The new Azure OpenAI gpt-4o-realtime-preview model opens the door for even more natural application user interfaces with its speech-to-speech capability.
This new voice-based interface also brings an interesting new challenge with it: how do you implement retrieval-augmented generation (RAG), the prevailing pattern for combining language models with your own data, in a system that uses audio for input and output?
In this blog post we present a simple architecture for voice-based generative AI applications that enables RAG on top of the real-time audio API with full-duplex audio streaming from client devices, while securely handling access to both model and retrieval system.

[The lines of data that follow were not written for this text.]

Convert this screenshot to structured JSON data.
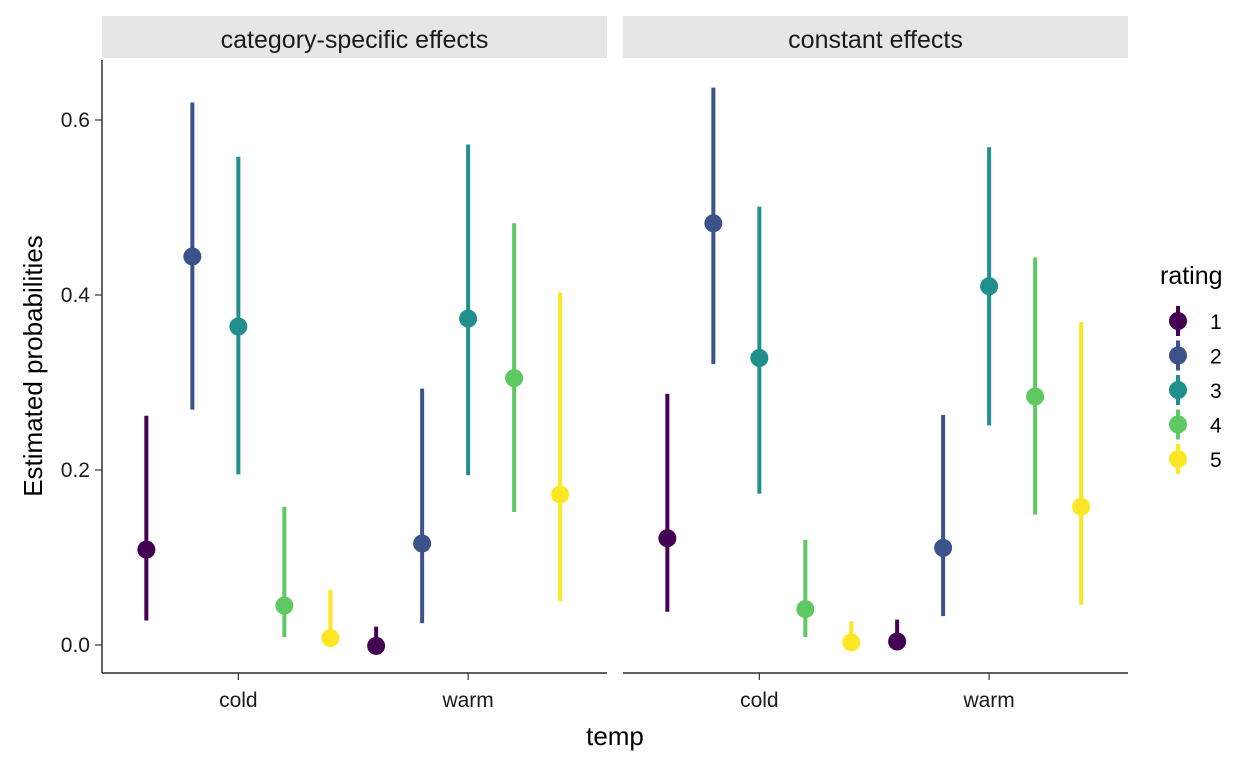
{
  "chart_data": {
    "type": "scatter",
    "subtype": "pointrange",
    "xlabel": "temp",
    "ylabel": "Estimated probabilities",
    "categories": [
      "cold",
      "warm"
    ],
    "ylim": [
      -0.03,
      0.665
    ],
    "yticks": [
      0.0,
      0.2,
      0.4,
      0.6
    ],
    "ytick_labels": [
      "0.0",
      "0.2",
      "0.4",
      "0.6"
    ],
    "grid": false,
    "legend": {
      "title": "rating",
      "position": "right",
      "entries": [
        "1",
        "2",
        "3",
        "4",
        "5"
      ]
    },
    "colors": [
      "#440154",
      "#3b528b",
      "#21908c",
      "#5ec962",
      "#fde725"
    ],
    "panels": [
      {
        "title": "category-specific effects",
        "series": [
          {
            "name": "1",
            "points": [
              {
                "x": "cold",
                "y": 0.109,
                "ymin": 0.028,
                "ymax": 0.262
              },
              {
                "x": "warm",
                "y": -0.001,
                "ymin": -0.001,
                "ymax": 0.021
              }
            ]
          },
          {
            "name": "2",
            "points": [
              {
                "x": "cold",
                "y": 0.444,
                "ymin": 0.269,
                "ymax": 0.62
              },
              {
                "x": "warm",
                "y": 0.116,
                "ymin": 0.025,
                "ymax": 0.293
              }
            ]
          },
          {
            "name": "3",
            "points": [
              {
                "x": "cold",
                "y": 0.364,
                "ymin": 0.195,
                "ymax": 0.558
              },
              {
                "x": "warm",
                "y": 0.373,
                "ymin": 0.194,
                "ymax": 0.572
              }
            ]
          },
          {
            "name": "4",
            "points": [
              {
                "x": "cold",
                "y": 0.045,
                "ymin": 0.009,
                "ymax": 0.158
              },
              {
                "x": "warm",
                "y": 0.305,
                "ymin": 0.152,
                "ymax": 0.482
              }
            ]
          },
          {
            "name": "5",
            "points": [
              {
                "x": "cold",
                "y": 0.008,
                "ymin": 0.001,
                "ymax": 0.063
              },
              {
                "x": "warm",
                "y": 0.172,
                "ymin": 0.05,
                "ymax": 0.403
              }
            ]
          }
        ]
      },
      {
        "title": "constant effects",
        "series": [
          {
            "name": "1",
            "points": [
              {
                "x": "cold",
                "y": 0.122,
                "ymin": 0.038,
                "ymax": 0.287
              },
              {
                "x": "warm",
                "y": 0.004,
                "ymin": 0.001,
                "ymax": 0.029
              }
            ]
          },
          {
            "name": "2",
            "points": [
              {
                "x": "cold",
                "y": 0.482,
                "ymin": 0.321,
                "ymax": 0.637
              },
              {
                "x": "warm",
                "y": 0.111,
                "ymin": 0.033,
                "ymax": 0.263
              }
            ]
          },
          {
            "name": "3",
            "points": [
              {
                "x": "cold",
                "y": 0.328,
                "ymin": 0.173,
                "ymax": 0.501
              },
              {
                "x": "warm",
                "y": 0.41,
                "ymin": 0.251,
                "ymax": 0.569
              }
            ]
          },
          {
            "name": "4",
            "points": [
              {
                "x": "cold",
                "y": 0.041,
                "ymin": 0.009,
                "ymax": 0.12
              },
              {
                "x": "warm",
                "y": 0.284,
                "ymin": 0.149,
                "ymax": 0.443
              }
            ]
          },
          {
            "name": "5",
            "points": [
              {
                "x": "cold",
                "y": 0.003,
                "ymin": 0.0,
                "ymax": 0.027
              },
              {
                "x": "warm",
                "y": 0.158,
                "ymin": 0.046,
                "ymax": 0.369
              }
            ]
          }
        ]
      }
    ]
  }
}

These two building blocks work in coordination: the real-time API knows not to move a conversation forward if there are outstanding function calls. When the model needs information from the knowledge base to respond to input, it emits a “search” function call. We turn that function call into an Azure AI Search “hybrid” query (vector + hybrid + reranking), get the content passages that best relate to what the model needs to know, and send it back to the model as the function’s output. Once the model sees that output, it responds via the audio channel, moving the conversation forward.
A critical element in this picture is fast and accurate retrieval. The search call happens between the user turn and the model response in the audio channel, a latency-sensitive point in time. Azure AI Search is the perfect fit for this, with its low latency for vector and hybrid queries and its support for semantic reranking to maximize relevance of responses.